La fibromyalgie se trouve être encore un diagnostic par défaut, quand on ne trouve rien d’autre, ce qui semble aujourd’hui très réducteur puisque des chercheurs, imagerie à l’appui, ont mis en évidence des perturbations de la modulation cérébrale de la douleur qui expliquent les symptômes. Une expertise en cours à l’Institut national de la santé et de la recherche médicale (Inserm) sur la fibromyalgie devrait permettre d’y voir plus clair. Les conclusions sont attendues mi 2018. Pourquoi est-ce compliqué?

La douleur est invisible

La douleur, tout le monde sait ce que c’est. Cependant, pour la science, cela reste une notion complexe. La douleur est avant tout une expérience personnelle avec une dimension affective et cognitive (mémoire, concentration, attention) pour laquelle il n’existe pas de marqueur indiscutable. On a cru pouvoir se tourner vers l’imagerie cérébrale moderne (IRM fonctionnelle et autre Pet-Scan), pour «voir de l’extérieure» la douleur ressentie par un individu, mais les scientifiques ont dû rabattre leurs prétentions. En réalité, toutes les douleurs ne sont pas visibles à l’imagerie médicale et lorsque c’est le cas, elle n’est pas ressentie de la même manière par deux personnes.

Il n’empêche que les nombreux travaux menés ces vingt dernières années grâce à l’imagerie cérébrale ont confirmé ce que chacun sait intuitivement: Le contexte et son impact psychologique peuvent moduler la douleur dans un sens et dans l’autre. Les neuroscientifiques parlent de voies nerveuses ascendantes, pour le signal nociceptif qui remonte d’un endroit du corps malmené (par un stimulus douloureux), et de voies descendantes pour celles qui partent du cerveau (pensées, émotions, mémoire etc.) pour venir moduler la douleur. Comme si les deux influx se rencontraient pour décider de l’intensité et du caractère plus ou moins déplaisant du message sensoriel envoyé par le corps. C’est pourquoi, d’une certaine façon, la douleur n’existe vraiment que dans le cerveau.

Le cerveau module la douleur

Une modulation du cerveau qui peut donc amplifier ou atténuer la douleur. L’atténuer, lorsque l’on anticipe par exemple les bienfaits d’un massage profond. L’amplifier lorsque l’on est victime de douleurs chroniques, comme c’est le cas dans la fibromyalgie. D’ailleurs, même en l’absence de tout stimulus douloureux, des zones de la douleur peuvent s’activer dans le cerveau, en cas de fibromyalgie. Encore faut-il être prudent car la douleur a un effet très large sur le cerveau, au-delà de ces zones spécifiques. Là encore, il suffit d’avoir mal quelque part pour savoir que les capacités du cerveau à se mobiliser sur une tâche quelconque sont sérieusement compromises.

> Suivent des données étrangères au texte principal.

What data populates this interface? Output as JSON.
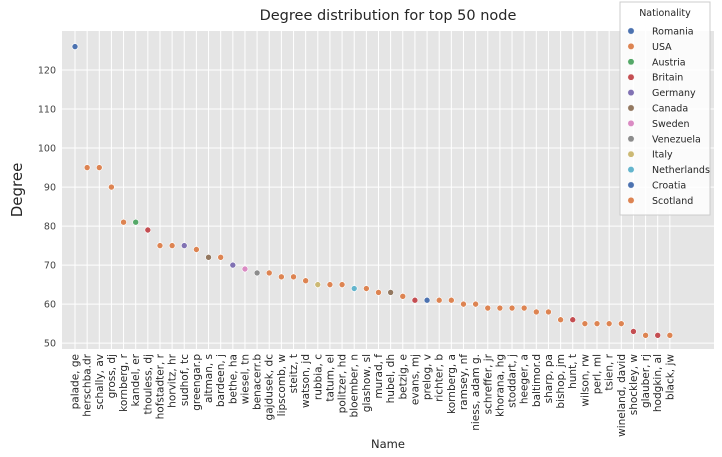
{
  "chart_data": {
    "type": "scatter",
    "title": "Degree distribution for top 50 node",
    "xlabel": "Name",
    "ylabel": "Degree",
    "ylim": [
      48.5,
      130
    ],
    "yticks": [
      50,
      60,
      70,
      80,
      90,
      100,
      110,
      120
    ],
    "grid": true,
    "legend_placement": "top-right",
    "legend_title": "Nationality",
    "legend": [
      {
        "name": "Romania",
        "color": "#4c72b0"
      },
      {
        "name": "USA",
        "color": "#dd8452"
      },
      {
        "name": "Austria",
        "color": "#55a868"
      },
      {
        "name": "Britain",
        "color": "#c44e52"
      },
      {
        "name": "Germany",
        "color": "#8172b3"
      },
      {
        "name": "Canada",
        "color": "#937860"
      },
      {
        "name": "Sweden",
        "color": "#da8bc3"
      },
      {
        "name": "Venezuela",
        "color": "#8c8c8c"
      },
      {
        "name": "Italy",
        "color": "#ccb974"
      },
      {
        "name": "Netherlands",
        "color": "#64b5cd"
      },
      {
        "name": "Croatia",
        "color": "#4c72b0"
      },
      {
        "name": "Scotland",
        "color": "#dd8452"
      }
    ],
    "points": [
      {
        "x": "palade, ge",
        "y": 126,
        "nationality": "Romania"
      },
      {
        "x": "herschba.dr",
        "y": 95,
        "nationality": "USA"
      },
      {
        "x": "schally, av",
        "y": 95,
        "nationality": "USA"
      },
      {
        "x": "gross, dj",
        "y": 90,
        "nationality": "USA"
      },
      {
        "x": "kornberg, r",
        "y": 81,
        "nationality": "USA"
      },
      {
        "x": "kandel, er",
        "y": 81,
        "nationality": "Austria"
      },
      {
        "x": "thouless, dj",
        "y": 79,
        "nationality": "Britain"
      },
      {
        "x": "hofstadter, r",
        "y": 75,
        "nationality": "USA"
      },
      {
        "x": "horvitz, hr",
        "y": 75,
        "nationality": "USA"
      },
      {
        "x": "sudhof, tc",
        "y": 75,
        "nationality": "Germany"
      },
      {
        "x": "greengar.p",
        "y": 74,
        "nationality": "USA"
      },
      {
        "x": "altman, s",
        "y": 72,
        "nationality": "Canada"
      },
      {
        "x": "bardeen, j",
        "y": 72,
        "nationality": "USA"
      },
      {
        "x": "bethe, ha",
        "y": 70,
        "nationality": "Germany"
      },
      {
        "x": "wiesel, tn",
        "y": 69,
        "nationality": "Sweden"
      },
      {
        "x": "benacerr.b",
        "y": 68,
        "nationality": "Venezuela"
      },
      {
        "x": "gajdusek, dc",
        "y": 68,
        "nationality": "USA"
      },
      {
        "x": "lipscomb, w",
        "y": 67,
        "nationality": "USA"
      },
      {
        "x": "steitz, t",
        "y": 67,
        "nationality": "USA"
      },
      {
        "x": "watson, jd",
        "y": 66,
        "nationality": "USA"
      },
      {
        "x": "rubbia, c",
        "y": 65,
        "nationality": "Italy"
      },
      {
        "x": "tatum, el",
        "y": 65,
        "nationality": "USA"
      },
      {
        "x": "politzer, hd",
        "y": 65,
        "nationality": "USA"
      },
      {
        "x": "bloember, n",
        "y": 64,
        "nationality": "Netherlands"
      },
      {
        "x": "glashow, sl",
        "y": 64,
        "nationality": "USA"
      },
      {
        "x": "murad, f",
        "y": 63,
        "nationality": "USA"
      },
      {
        "x": "hubel, dh",
        "y": 63,
        "nationality": "Canada"
      },
      {
        "x": "betzig, e",
        "y": 62,
        "nationality": "USA"
      },
      {
        "x": "evans, mj",
        "y": 61,
        "nationality": "Britain"
      },
      {
        "x": "prelog, v",
        "y": 61,
        "nationality": "Croatia"
      },
      {
        "x": "richter, b",
        "y": 61,
        "nationality": "USA"
      },
      {
        "x": "kornberg, a",
        "y": 61,
        "nationality": "USA"
      },
      {
        "x": "ramsey, nf",
        "y": 60,
        "nationality": "USA"
      },
      {
        "x": "niess, adam g.",
        "y": 60,
        "nationality": "USA"
      },
      {
        "x": "schreffer, jr",
        "y": 59,
        "nationality": "USA"
      },
      {
        "x": "khorana, hg",
        "y": 59,
        "nationality": "USA"
      },
      {
        "x": "stoddart, j",
        "y": 59,
        "nationality": "Scotland"
      },
      {
        "x": "heeger, a",
        "y": 59,
        "nationality": "USA"
      },
      {
        "x": "baltimor.d",
        "y": 58,
        "nationality": "USA"
      },
      {
        "x": "sharp, pa",
        "y": 58,
        "nationality": "USA"
      },
      {
        "x": "bishop, jm",
        "y": 56,
        "nationality": "USA"
      },
      {
        "x": "hunt, t",
        "y": 56,
        "nationality": "Britain"
      },
      {
        "x": "wilson, rw",
        "y": 55,
        "nationality": "USA"
      },
      {
        "x": "perl, ml",
        "y": 55,
        "nationality": "USA"
      },
      {
        "x": "tsien, r",
        "y": 55,
        "nationality": "USA"
      },
      {
        "x": "wineland, david",
        "y": 55,
        "nationality": "USA"
      },
      {
        "x": "shockley, w",
        "y": 53,
        "nationality": "Britain"
      },
      {
        "x": "glauber, rj",
        "y": 52,
        "nationality": "USA"
      },
      {
        "x": "hodgkin, al",
        "y": 52,
        "nationality": "Britain"
      },
      {
        "x": "black, jw",
        "y": 52,
        "nationality": "USA"
      }
    ]
  }
}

Ce qui est intéressant avec cette meilleure connaissance de la modulation cérébrale de la douleur, c’est qu’elle peut être utilisée au bénéfice de la personne qui souffre. De nombreuses thérapies non médicamenteuses reposent sur la modulation des circuits cérébraux de la douleur, soit à base de relaxation physique, soit visant directement le cerveau: thérapies cognitives comportementales, gestion des émotions. Cette dernière approche vient de montrer des résultats très intéressants pour la fibromyalgie dans une étude américaine.